Taking on Sky at its own game – MT’s interview with BT chief executive Gavin Patterson
But that rather glaring omission just meant more rumours. The other network is EE, the UK’s largest by customers, according to anonymous sources cited by the FT. Its French and German 50:50 owners, Orange and Deutsche Telekom, had reportedly been mulling floating EE or selling it to private equity.
The announcement came after Spanish website El Confidencial reported a deal would include Telefonica taking a 20% stake in BT as part of a ‘strategic alliance’, although it would be unlikely to be without a cash element. Shareholders were approving in a muted sort of way - shares were up almost 3% to 390.5p at midday.
BT demerged O2 way back in 2001 after sustained shareholder pressure, when it was known at BT Cellnet. Telefonica, one of Spain’s largest companies, then snapped it up for £17.7bn in 2005. By then, BT was rueing that short-sighted decision.

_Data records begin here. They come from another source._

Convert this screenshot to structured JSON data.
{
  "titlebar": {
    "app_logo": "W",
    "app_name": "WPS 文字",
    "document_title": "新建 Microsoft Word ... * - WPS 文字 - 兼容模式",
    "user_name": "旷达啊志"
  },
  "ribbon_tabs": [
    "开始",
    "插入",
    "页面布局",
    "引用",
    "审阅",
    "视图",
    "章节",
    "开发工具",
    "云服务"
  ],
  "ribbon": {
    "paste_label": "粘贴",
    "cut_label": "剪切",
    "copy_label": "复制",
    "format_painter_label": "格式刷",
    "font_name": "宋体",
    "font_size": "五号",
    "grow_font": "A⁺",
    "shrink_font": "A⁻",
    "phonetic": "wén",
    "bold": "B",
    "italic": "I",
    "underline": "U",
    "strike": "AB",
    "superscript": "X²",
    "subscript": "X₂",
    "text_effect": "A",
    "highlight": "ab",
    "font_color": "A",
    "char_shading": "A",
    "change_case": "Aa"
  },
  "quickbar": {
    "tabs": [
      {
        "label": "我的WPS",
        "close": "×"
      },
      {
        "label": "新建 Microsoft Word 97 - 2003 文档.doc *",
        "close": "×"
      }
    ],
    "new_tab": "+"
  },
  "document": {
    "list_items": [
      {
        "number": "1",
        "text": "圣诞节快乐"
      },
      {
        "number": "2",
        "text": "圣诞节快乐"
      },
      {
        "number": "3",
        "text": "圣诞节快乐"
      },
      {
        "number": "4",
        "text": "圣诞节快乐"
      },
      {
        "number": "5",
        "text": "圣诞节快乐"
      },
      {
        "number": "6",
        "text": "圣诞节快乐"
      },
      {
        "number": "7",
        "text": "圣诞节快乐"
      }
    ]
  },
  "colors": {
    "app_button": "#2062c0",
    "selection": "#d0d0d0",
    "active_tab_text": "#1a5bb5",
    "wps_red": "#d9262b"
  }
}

It’s not news that the former state-owned company wants to get back into mobile – it started soft selling a mobile service to its business customers this summer, with a consumer launch thought to be pencilled in for Christmas. ‘We have benefited a lot from not making a song and dance about it until we are ready to launch,’ chief exec Gavin Patterson told MT in August, roundly refusing to give details.

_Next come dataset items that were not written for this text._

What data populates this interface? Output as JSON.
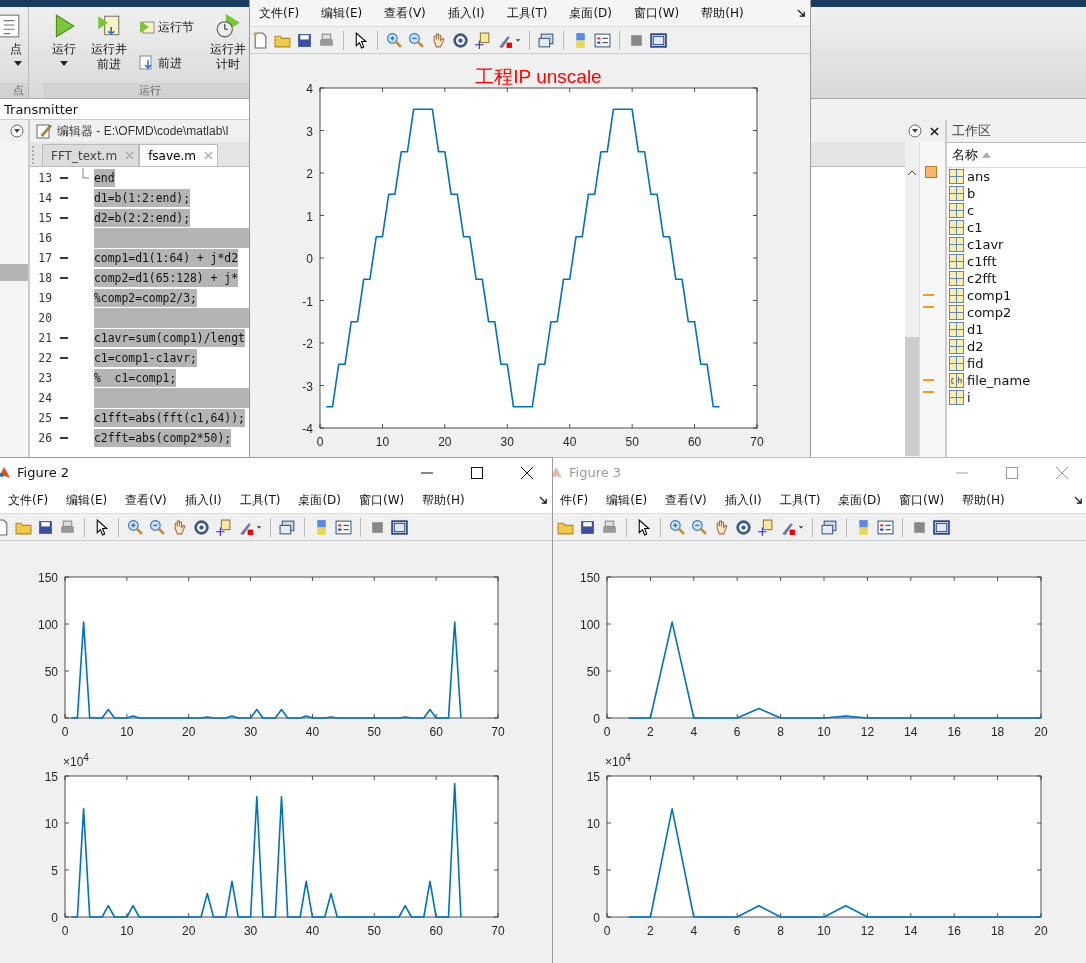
{
  "ribbon": {
    "groups": [
      {
        "label": "点",
        "buttons": [
          {
            "kind": "large",
            "label": "点",
            "dropdown": true
          }
        ]
      },
      {
        "label": "运行",
        "buttons": [
          {
            "kind": "large",
            "label": "运行",
            "dropdown": true
          },
          {
            "kind": "large",
            "label": "运行并前进",
            "dropdown": false
          },
          {
            "kind": "small",
            "label": "运行节"
          },
          {
            "kind": "small",
            "label": "前进"
          },
          {
            "kind": "large",
            "label": "运行并计时",
            "dropdown": false
          }
        ]
      }
    ]
  },
  "address": "Transmitter",
  "editor": {
    "title": "编辑器 - E:\\OFMD\\code\\matlab\\l",
    "tabs": [
      {
        "label": "FFT_text.m",
        "selected": false
      },
      {
        "label": "fsave.m",
        "selected": true
      }
    ],
    "lines": [
      {
        "number": "13",
        "executable": true,
        "highlighted": true,
        "fold_end": true,
        "code": "end"
      },
      {
        "number": "14",
        "executable": true,
        "highlighted": true,
        "code": "d1=b(1:2:end);"
      },
      {
        "number": "15",
        "executable": true,
        "highlighted": true,
        "code": "d2=b(2:2:end);"
      },
      {
        "number": "16",
        "executable": false,
        "highlighted": true
      },
      {
        "number": "17",
        "executable": true,
        "highlighted": true,
        "code": "comp1=d1(1:64) + j*d2"
      },
      {
        "number": "18",
        "executable": true,
        "highlighted": true,
        "code": "comp2=d1(65:128) + j*"
      },
      {
        "number": "19",
        "executable": false,
        "highlighted": true,
        "code": "%comp2=comp2/3;"
      },
      {
        "number": "20",
        "executable": false,
        "highlighted": true
      },
      {
        "number": "21",
        "executable": true,
        "highlighted": true,
        "code": "c1avr=sum(comp1)/lengt"
      },
      {
        "number": "22",
        "executable": true,
        "highlighted": true,
        "code": "c1=comp1-c1avr;"
      },
      {
        "number": "23",
        "executable": false,
        "highlighted": true,
        "code": "%  c1=comp1;"
      },
      {
        "number": "24",
        "executable": false,
        "highlighted": true
      },
      {
        "number": "25",
        "executable": true,
        "highlighted": true,
        "code": "c1fft=abs(fft(c1,64));"
      },
      {
        "number": "26",
        "executable": true,
        "highlighted": true,
        "code": "c2fft=abs(comp2*50);"
      }
    ]
  },
  "workspace": {
    "title": "工作区",
    "column": "名称",
    "sort_ascending": true,
    "variables": [
      {
        "name": "ans",
        "kind": "matrix"
      },
      {
        "name": "b",
        "kind": "matrix"
      },
      {
        "name": "c",
        "kind": "matrix"
      },
      {
        "name": "c1",
        "kind": "matrix"
      },
      {
        "name": "c1avr",
        "kind": "matrix"
      },
      {
        "name": "c1fft",
        "kind": "matrix"
      },
      {
        "name": "c2fft",
        "kind": "matrix"
      },
      {
        "name": "comp1",
        "kind": "matrix"
      },
      {
        "name": "comp2",
        "kind": "matrix"
      },
      {
        "name": "d1",
        "kind": "matrix"
      },
      {
        "name": "d2",
        "kind": "matrix"
      },
      {
        "name": "fid",
        "kind": "matrix"
      },
      {
        "name": "file_name",
        "kind": "char"
      },
      {
        "name": "i",
        "kind": "matrix"
      }
    ]
  },
  "figures": [
    {
      "menu": [
        "文件(F)",
        "编辑(E)",
        "查看(V)",
        "插入(I)",
        "工具(T)",
        "桌面(D)",
        "窗口(W)",
        "帮助(H)"
      ],
      "axes": [
        {
          "chart_data": {
            "type": "line",
            "title": "工程IP unscale",
            "xlim": [
              0,
              70
            ],
            "ylim": [
              -4,
              4
            ],
            "xticks": [
              0,
              10,
              20,
              30,
              40,
              50,
              60,
              70
            ],
            "yticks": [
              -4,
              -3,
              -2,
              -1,
              0,
              1,
              2,
              3,
              4
            ],
            "x": [
              1,
              2,
              3,
              4,
              5,
              6,
              7,
              8,
              9,
              10,
              11,
              12,
              13,
              14,
              15,
              16,
              17,
              18,
              19,
              20,
              21,
              22,
              23,
              24,
              25,
              26,
              27,
              28,
              29,
              30,
              31,
              32,
              33,
              34,
              35,
              36,
              37,
              38,
              39,
              40,
              41,
              42,
              43,
              44,
              45,
              46,
              47,
              48,
              49,
              50,
              51,
              52,
              53,
              54,
              55,
              56,
              57,
              58,
              59,
              60,
              61,
              62,
              63,
              64
            ],
            "values": [
              -3.5,
              -3.5,
              -2.5,
              -2.5,
              -1.5,
              -1.5,
              -0.5,
              -0.5,
              0.5,
              0.5,
              1.5,
              1.5,
              2.5,
              2.5,
              3.5,
              3.5,
              3.5,
              3.5,
              2.5,
              2.5,
              1.5,
              1.5,
              0.5,
              0.5,
              -0.5,
              -0.5,
              -1.5,
              -1.5,
              -2.5,
              -2.5,
              -3.5,
              -3.5,
              -3.5,
              -3.5,
              -2.5,
              -2.5,
              -1.5,
              -1.5,
              -0.5,
              -0.5,
              0.5,
              0.5,
              1.5,
              1.5,
              2.5,
              2.5,
              3.5,
              3.5,
              3.5,
              3.5,
              2.5,
              2.5,
              1.5,
              1.5,
              0.5,
              0.5,
              -0.5,
              -0.5,
              -1.5,
              -1.5,
              -2.5,
              -2.5,
              -3.5,
              -3.5
            ]
          }
        }
      ]
    },
    {
      "title": "Figure 2",
      "active": true,
      "menu": [
        "文件(F)",
        "编辑(E)",
        "查看(V)",
        "插入(I)",
        "工具(T)",
        "桌面(D)",
        "窗口(W)",
        "帮助(H)"
      ],
      "axes": [
        {
          "chart_data": {
            "type": "line",
            "xlim": [
              0,
              70
            ],
            "ylim": [
              0,
              150
            ],
            "xticks": [
              0,
              10,
              20,
              30,
              40,
              50,
              60,
              70
            ],
            "yticks": [
              0,
              50,
              100,
              150
            ],
            "x": [
              1,
              2,
              3,
              4,
              5,
              6,
              7,
              8,
              9,
              10,
              11,
              12,
              13,
              14,
              15,
              16,
              17,
              18,
              19,
              20,
              21,
              22,
              23,
              24,
              25,
              26,
              27,
              28,
              29,
              30,
              31,
              32,
              33,
              34,
              35,
              36,
              37,
              38,
              39,
              40,
              41,
              42,
              43,
              44,
              45,
              46,
              47,
              48,
              49,
              50,
              51,
              52,
              53,
              54,
              55,
              56,
              57,
              58,
              59,
              60,
              61,
              62,
              63,
              64
            ],
            "values": [
              0,
              0,
              102,
              0,
              0,
              0,
              9,
              0,
              0,
              0,
              2,
              0,
              0,
              0,
              0,
              0,
              0,
              0,
              0,
              0,
              0,
              0,
              1,
              0,
              0,
              0,
              2,
              0,
              0,
              0,
              9,
              0,
              0,
              0,
              9,
              0,
              0,
              0,
              2,
              0,
              0,
              0,
              1,
              0,
              0,
              0,
              0,
              0,
              0,
              0,
              0,
              0,
              0,
              0,
              1,
              0,
              0,
              0,
              9,
              0,
              0,
              0,
              102,
              0
            ]
          }
        },
        {
          "exponent_label": "×10$^{4}$",
          "chart_data": {
            "type": "line",
            "xlim": [
              0,
              70
            ],
            "ylim": [
              0,
              15
            ],
            "xticks": [
              0,
              10,
              20,
              30,
              40,
              50,
              60,
              70
            ],
            "yticks": [
              0,
              5,
              10,
              15
            ],
            "x": [
              1,
              2,
              3,
              4,
              5,
              6,
              7,
              8,
              9,
              10,
              11,
              12,
              13,
              14,
              15,
              16,
              17,
              18,
              19,
              20,
              21,
              22,
              23,
              24,
              25,
              26,
              27,
              28,
              29,
              30,
              31,
              32,
              33,
              34,
              35,
              36,
              37,
              38,
              39,
              40,
              41,
              42,
              43,
              44,
              45,
              46,
              47,
              48,
              49,
              50,
              51,
              52,
              53,
              54,
              55,
              56,
              57,
              58,
              59,
              60,
              61,
              62,
              63,
              64
            ],
            "values": [
              0,
              0,
              11.5,
              0,
              0,
              0,
              1.2,
              0,
              0,
              0,
              1.2,
              0,
              0,
              0,
              0,
              0,
              0,
              0,
              0,
              0,
              0,
              0,
              2.5,
              0,
              0,
              0,
              3.8,
              0,
              0,
              0,
              12.8,
              0,
              0,
              0,
              12.8,
              0,
              0,
              0,
              3.8,
              0,
              0,
              0,
              2.5,
              0,
              0,
              0,
              0,
              0,
              0,
              0,
              0,
              0,
              0,
              0,
              1.2,
              0,
              0,
              0,
              3.8,
              0,
              0,
              0,
              14.2,
              0
            ]
          }
        }
      ]
    },
    {
      "title": "Figure 3",
      "active": false,
      "menu": [
        "件(F)",
        "编辑(E)",
        "查看(V)",
        "插入(I)",
        "工具(T)",
        "桌面(D)",
        "窗口(W)",
        "帮助(H)"
      ],
      "axes": [
        {
          "chart_data": {
            "type": "line",
            "xlim": [
              0,
              20
            ],
            "ylim": [
              0,
              150
            ],
            "xticks": [
              0,
              2,
              4,
              6,
              8,
              10,
              12,
              14,
              16,
              18,
              20
            ],
            "yticks": [
              0,
              50,
              100,
              150
            ],
            "x": [
              1,
              2,
              3,
              4,
              5,
              6,
              7,
              8,
              9,
              10,
              11,
              12,
              13,
              14,
              15,
              16,
              17,
              18,
              19,
              20
            ],
            "values": [
              0,
              0,
              102,
              0,
              0,
              0,
              10,
              0,
              0,
              0,
              2,
              0,
              0,
              0,
              0,
              0,
              0,
              0,
              0,
              0
            ]
          }
        },
        {
          "exponent_label": "×10$^{4}$",
          "chart_data": {
            "type": "line",
            "xlim": [
              0,
              20
            ],
            "ylim": [
              0,
              15
            ],
            "xticks": [
              0,
              2,
              4,
              6,
              8,
              10,
              12,
              14,
              16,
              18,
              20
            ],
            "yticks": [
              0,
              5,
              10,
              15
            ],
            "x": [
              1,
              2,
              3,
              4,
              5,
              6,
              7,
              8,
              9,
              10,
              11,
              12,
              13,
              14,
              15,
              16,
              17,
              18,
              19,
              20
            ],
            "values": [
              0,
              0,
              11.5,
              0,
              0,
              0,
              1.2,
              0,
              0,
              0,
              1.2,
              0,
              0,
              0,
              0,
              0,
              0,
              0,
              0,
              0
            ]
          }
        }
      ]
    }
  ]
}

Any acquisition would probably be just the first in a wave of telecoms consolidation, as TV companies scrabble to get into internet and mobile and mobile networks go after TV and online. EE launched a TV set-top box in October, while Vodafone is planning to roll out home broadband next spring.
No doubt BT’s bitter rival Sky will also be sniffing around mobile networks, having consolidated itself across Europe by bringing Sky Deutschland and Sky Italia into the fold. Expect Rupert Murdoch to be calling up Vodafone (or tapping its phones) some time soon.